Sure, LinkedIN trades on the New York Stock Exchange (NYSE) and has a market cap of ~25 Billion, but what should users expect in terms of support when things just don’t work for a free service? In this case, premium support or phone support is not offered even for premium/paying users. All issues are handled through a Help Center/support ticket system.

This issue is something to consider for any such service. In my case, I’m just writing articles in my spare time and using LinkedIN as the respective publishing platform, so not an extremely urgent situation to fix but annoying regardless.

I remember a few months ago doing some research on phone/VOIP services for business. Reading some reviews of a well known company providing free phone/VOIP services, which offered no support except a public support forum, it seemed many small businesses use the service because it’s free. However, there seemed to be quite a bit of complaints on support due to literately no assurance of estimated time to fix or a fix at all.

With the issues I’ve seen on LinkedIN: week-long delayed support responses, and supports inability to provide meaningful feedback or resolutions, I can definitely see why people get frustrated as is obvious by many message boards and forums; just google “linkedin support” or “linkedin support phone”.

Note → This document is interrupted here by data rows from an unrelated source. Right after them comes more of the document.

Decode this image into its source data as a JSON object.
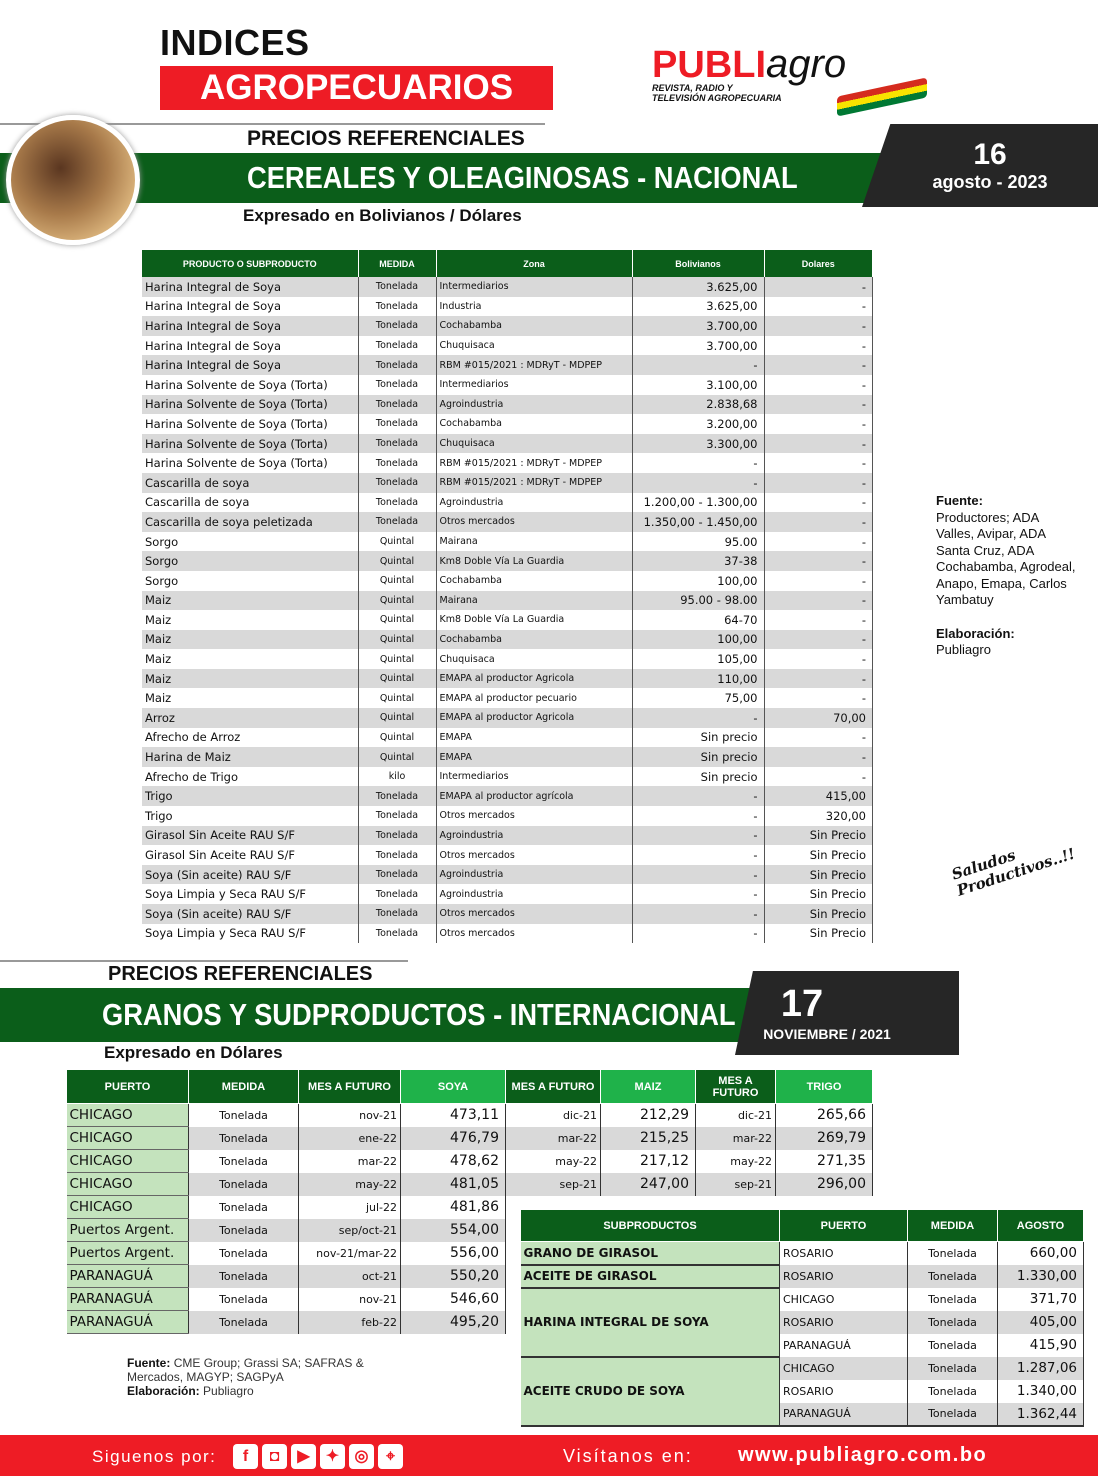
{
  "header": {
    "title_line1": "INDICES",
    "title_line2": "AGROPECUARIOS",
    "logo_text_red": "PUBLI",
    "logo_text_script": "agro",
    "logo_tagline1": "REVISTA, RADIO Y",
    "logo_tagline2": "TELEVISIÓN AGROPECUARIA"
  },
  "section1": {
    "kicker": "PRECIOS REFERENCIALES",
    "title": "CEREALES Y OLEAGINOSAS - NACIONAL",
    "subtitle": "Expresado en Bolivianos / Dólares",
    "date_day": "16",
    "date_rest": "agosto - 2023",
    "columns": [
      "PRODUCTO O SUBPRODUCTO",
      "MEDIDA",
      "Zona",
      "Bolivianos",
      "Dolares"
    ],
    "rows": [
      [
        "Harina Integral de Soya",
        "Tonelada",
        "Intermediarios",
        "3.625,00",
        "-"
      ],
      [
        "Harina Integral de Soya",
        "Tonelada",
        "Industria",
        "3.625,00",
        "-"
      ],
      [
        "Harina Integral de Soya",
        "Tonelada",
        "Cochabamba",
        "3.700,00",
        "-"
      ],
      [
        "Harina Integral de Soya",
        "Tonelada",
        "Chuquisaca",
        "3.700,00",
        "-"
      ],
      [
        "Harina Integral de Soya",
        "Tonelada",
        "RBM #015/2021 : MDRyT - MDPEP",
        "-",
        "-"
      ],
      [
        "Harina Solvente de Soya (Torta)",
        "Tonelada",
        "Intermediarios",
        "3.100,00",
        "-"
      ],
      [
        "Harina Solvente de Soya (Torta)",
        "Tonelada",
        "Agroindustria",
        "2.838,68",
        "-"
      ],
      [
        "Harina Solvente de Soya (Torta)",
        "Tonelada",
        "Cochabamba",
        "3.200,00",
        "-"
      ],
      [
        "Harina Solvente de Soya (Torta)",
        "Tonelada",
        "Chuquisaca",
        "3.300,00",
        "-"
      ],
      [
        "Harina Solvente de Soya (Torta)",
        "Tonelada",
        "RBM #015/2021 : MDRyT - MDPEP",
        "-",
        "-"
      ],
      [
        "Cascarilla de soya",
        "Tonelada",
        "RBM #015/2021 : MDRyT - MDPEP",
        "-",
        "-"
      ],
      [
        "Cascarilla de soya",
        "Tonelada",
        "Agroindustria",
        "1.200,00 - 1.300,00",
        "-"
      ],
      [
        "Cascarilla de soya peletizada",
        "Tonelada",
        "Otros mercados",
        "1.350,00 - 1.450,00",
        "-"
      ],
      [
        "Sorgo",
        "Quintal",
        "Mairana",
        "95.00",
        "-"
      ],
      [
        "Sorgo",
        "Quintal",
        "Km8 Doble Vía La Guardia",
        "37-38",
        "-"
      ],
      [
        "Sorgo",
        "Quintal",
        "Cochabamba",
        "100,00",
        "-"
      ],
      [
        "Maiz",
        "Quintal",
        "Mairana",
        "95.00 - 98.00",
        "-"
      ],
      [
        "Maiz",
        "Quintal",
        "Km8 Doble Vía La Guardia",
        "64-70",
        "-"
      ],
      [
        "Maiz",
        "Quintal",
        "Cochabamba",
        "100,00",
        "-"
      ],
      [
        "Maiz",
        "Quintal",
        "Chuquisaca",
        "105,00",
        "-"
      ],
      [
        "Maiz",
        "Quintal",
        "EMAPA al productor Agricola",
        "110,00",
        "-"
      ],
      [
        "Maiz",
        "Quintal",
        "EMAPA al productor pecuario",
        "75,00",
        "-"
      ],
      [
        "Arroz",
        "Quintal",
        "EMAPA al productor Agricola",
        "-",
        "70,00"
      ],
      [
        "Afrecho de Arroz",
        "Quintal",
        "EMAPA",
        "Sin precio",
        "-"
      ],
      [
        "Harina de Maiz",
        "Quintal",
        "EMAPA",
        "Sin precio",
        "-"
      ],
      [
        "Afrecho de Trigo",
        "kilo",
        "Intermediarios",
        "Sin precio",
        "-"
      ],
      [
        "Trigo",
        "Tonelada",
        "EMAPA al productor agrícola",
        "-",
        "415,00"
      ],
      [
        "Trigo",
        "Tonelada",
        "Otros mercados",
        "-",
        "320,00"
      ],
      [
        "Girasol Sin Aceite RAU S/F",
        "Tonelada",
        "Agroindustria",
        "-",
        "Sin Precio"
      ],
      [
        "Girasol Sin Aceite RAU S/F",
        "Tonelada",
        "Otros mercados",
        "-",
        "Sin Precio"
      ],
      [
        "Soya (Sin aceite) RAU S/F",
        "Tonelada",
        "Agroindustria",
        "-",
        "Sin Precio"
      ],
      [
        "Soya Limpia y Seca RAU S/F",
        "Tonelada",
        "Agroindustria",
        "-",
        "Sin Precio"
      ],
      [
        "Soya (Sin aceite) RAU S/F",
        "Tonelada",
        "Otros mercados",
        "-",
        "Sin Precio"
      ],
      [
        "Soya Limpia y Seca RAU S/F",
        "Tonelada",
        "Otros mercados",
        "-",
        "Sin Precio"
      ]
    ]
  },
  "side": {
    "fuente_label": "Fuente:",
    "fuente_text": "Productores; ADA Valles, Avipar, ADA Santa Cruz, ADA Cochabamba, Agrodeal, Anapo, Emapa, Carlos Yambatuy",
    "elab_label": "Elaboración:",
    "elab_text": "Publiagro",
    "saludos": "Saludos Productivos..!!"
  },
  "section2": {
    "kicker": "PRECIOS REFERENCIALES",
    "title": "GRANOS Y SUDPRODUCTOS - INTERNACIONAL",
    "subtitle": "Expresado en Dólares",
    "date_day": "17",
    "date_rest": "NOVIEMBRE / 2021",
    "columns": [
      "PUERTO",
      "MEDIDA",
      "MES A FUTURO",
      "SOYA",
      "MES A FUTURO",
      "MAIZ",
      "MES A FUTURO",
      "TRIGO"
    ],
    "rows": [
      [
        "CHICAGO",
        "Tonelada",
        "nov-21",
        "473,11",
        "dic-21",
        "212,29",
        "dic-21",
        "265,66"
      ],
      [
        "CHICAGO",
        "Tonelada",
        "ene-22",
        "476,79",
        "mar-22",
        "215,25",
        "mar-22",
        "269,79"
      ],
      [
        "CHICAGO",
        "Tonelada",
        "mar-22",
        "478,62",
        "may-22",
        "217,12",
        "may-22",
        "271,35"
      ],
      [
        "CHICAGO",
        "Tonelada",
        "may-22",
        "481,05",
        "sep-21",
        "247,00",
        "sep-21",
        "296,00"
      ],
      [
        "CHICAGO",
        "Tonelada",
        "jul-22",
        "481,86"
      ],
      [
        "Puertos Argent.",
        "Tonelada",
        "sep/oct-21",
        "554,00"
      ],
      [
        "Puertos Argent.",
        "Tonelada",
        "nov-21/mar-22",
        "556,00"
      ],
      [
        "PARANAGUÁ",
        "Tonelada",
        "oct-21",
        "550,20"
      ],
      [
        "PARANAGUÁ",
        "Tonelada",
        "nov-21",
        "546,60"
      ],
      [
        "PARANAGUÁ",
        "Tonelada",
        "feb-22",
        "495,20"
      ]
    ],
    "sub_columns": [
      "SUBPRODUCTOS",
      "PUERTO",
      "MEDIDA",
      "AGOSTO"
    ],
    "sub_groups": [
      {
        "name": "GRANO DE GIRASOL",
        "rows": [
          [
            "ROSARIO",
            "Tonelada",
            "660,00"
          ]
        ]
      },
      {
        "name": "ACEITE DE GIRASOL",
        "rows": [
          [
            "ROSARIO",
            "Tonelada",
            "1.330,00"
          ]
        ]
      },
      {
        "name": "HARINA INTEGRAL DE SOYA",
        "rows": [
          [
            "CHICAGO",
            "Tonelada",
            "371,70"
          ],
          [
            "ROSARIO",
            "Tonelada",
            "405,00"
          ],
          [
            "PARANAGUÁ",
            "Tonelada",
            "415,90"
          ]
        ]
      },
      {
        "name": "ACEITE CRUDO DE SOYA",
        "rows": [
          [
            "CHICAGO",
            "Tonelada",
            "1.287,06"
          ],
          [
            "ROSARIO",
            "Tonelada",
            "1.340,00"
          ],
          [
            "PARANAGUÁ",
            "Tonelada",
            "1.362,44"
          ]
        ]
      }
    ],
    "fuente_label": "Fuente:",
    "fuente_text": "CME Group; Grassi SA; SAFRAS & Mercados, MAGYP; SAGPyA",
    "elab_label": "Elaboración:",
    "elab_text": "Publiagro"
  },
  "footer": {
    "follow": "Siguenos por:",
    "visit": "Visítanos en:",
    "url": "www.publiagro.com.bo",
    "social_icons": [
      "facebook-icon",
      "instagram-icon",
      "youtube-icon",
      "twitter-icon",
      "radio-icon",
      "location-icon"
    ]
  },
  "colors": {
    "green": "#0b5e1a",
    "light_green": "#1fb24a",
    "red": "#ee1c25",
    "dark": "#262626",
    "pale_green": "#c4e3bd"
  }
}
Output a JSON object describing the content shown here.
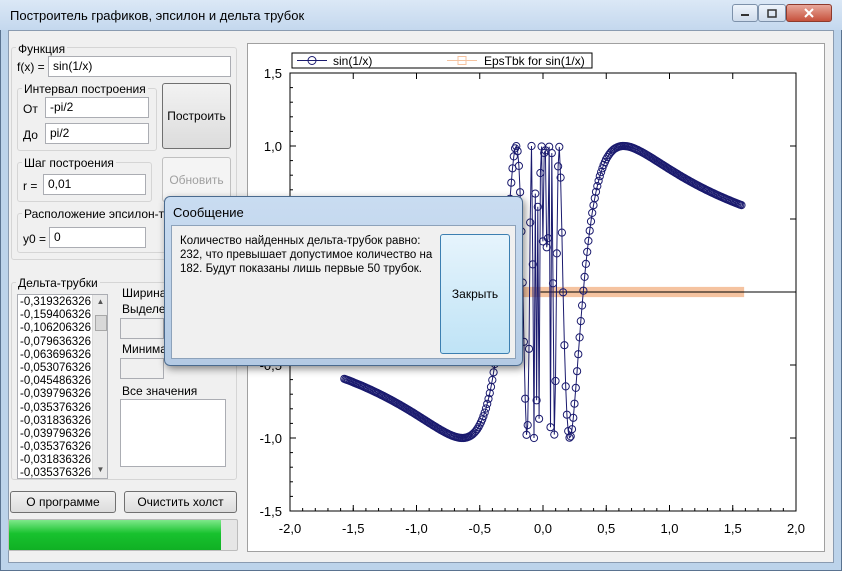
{
  "window": {
    "title": "Построитель графиков, эпсилон и дельта трубок"
  },
  "function_group": {
    "label": "Функция",
    "fx_label": "f(x) =",
    "fx_value": "sin(1/x)"
  },
  "interval_group": {
    "label": "Интервал построения",
    "from_label": "От",
    "from_value": "-pi/2",
    "to_label": "До",
    "to_value": "pi/2"
  },
  "step_group": {
    "label": "Шаг построения",
    "r_label": "r =",
    "r_value": "0,01"
  },
  "epsilon_group": {
    "label": "Расположение эпсилон-тру",
    "y0_label": "y0 =",
    "y0_value": "0"
  },
  "buttons": {
    "build": "Построить",
    "update": "Обновить",
    "about": "О программе",
    "clear": "Очистить холст"
  },
  "delta_group": {
    "label": "Дельта-трубки",
    "items": [
      "-0,319326326",
      "-0,159406326",
      "-0,106206326",
      "-0,079636326",
      "-0,063696326",
      "-0,053076326",
      "-0,045486326",
      "-0,039796326",
      "-0,035376326",
      "-0,031836326",
      "-0,039796326",
      "-0,035376326",
      "-0,031836326",
      "-0,035376326"
    ],
    "width_label": "Ширина",
    "selected_label": "Выделе",
    "min_label": "Минима",
    "all_values_label": "Все значения"
  },
  "progress": {
    "value_percent": 93,
    "fill_color": "#18c22e"
  },
  "dialog": {
    "title": "Сообщение",
    "message": "Количество найденных дельта-трубок равно: 232, что превышает допустимое количество на 182. Будут показаны лишь первые 50 трубок.",
    "close_button": "Закрыть"
  },
  "chart_data": {
    "type": "line",
    "series": [
      {
        "name": "sin(1/x)",
        "color": "#1a1a6e",
        "marker": "circle",
        "x_range": [
          -1.5708,
          1.5708
        ],
        "step": 0.01
      },
      {
        "name": "EpsTbk for sin(1/x)",
        "color": "#f5c3a0",
        "marker": "square",
        "y": 0,
        "band": [
          -0.035,
          0.035
        ],
        "x_range": [
          -0.5,
          1.59
        ]
      }
    ],
    "xlim": [
      -2.0,
      2.0
    ],
    "ylim": [
      -1.5,
      1.5
    ],
    "x_ticks": [
      "-2,0",
      "-1,5",
      "-1,0",
      "-0,5",
      "0,0",
      "0,5",
      "1,0",
      "1,5",
      "2,0"
    ],
    "y_ticks": [
      "1,5",
      "1,0",
      "0,5",
      "0,0",
      "-0,5",
      "-1,0",
      "-1,5"
    ],
    "legend_position": "top"
  }
}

In closing, some not so great workarounds, but workarounds regardless, I found for the LinkedIN notification issue are:

1.) When you realize an article is filtered and notifications have not been sent out, create another article and simply put a link in it to the initial article. This will at least send out notifications that a new article from you was posted. However, I found with this method it’s still unlikely the article will get posted on a LinkedIN Pulse channel.

2.) Simply delete the article and re-post after modifying certain things you think may be causing the issue either with the title or content. The problem with this approach is you are guessing and may not be able to determine the issue easily.

If you use the LinkedIn Publishing Platform and are having similar issues, or perhaps didn’t realize there were issues, hopefully this post helps. Hopefully these issue will be resolved sometime soon.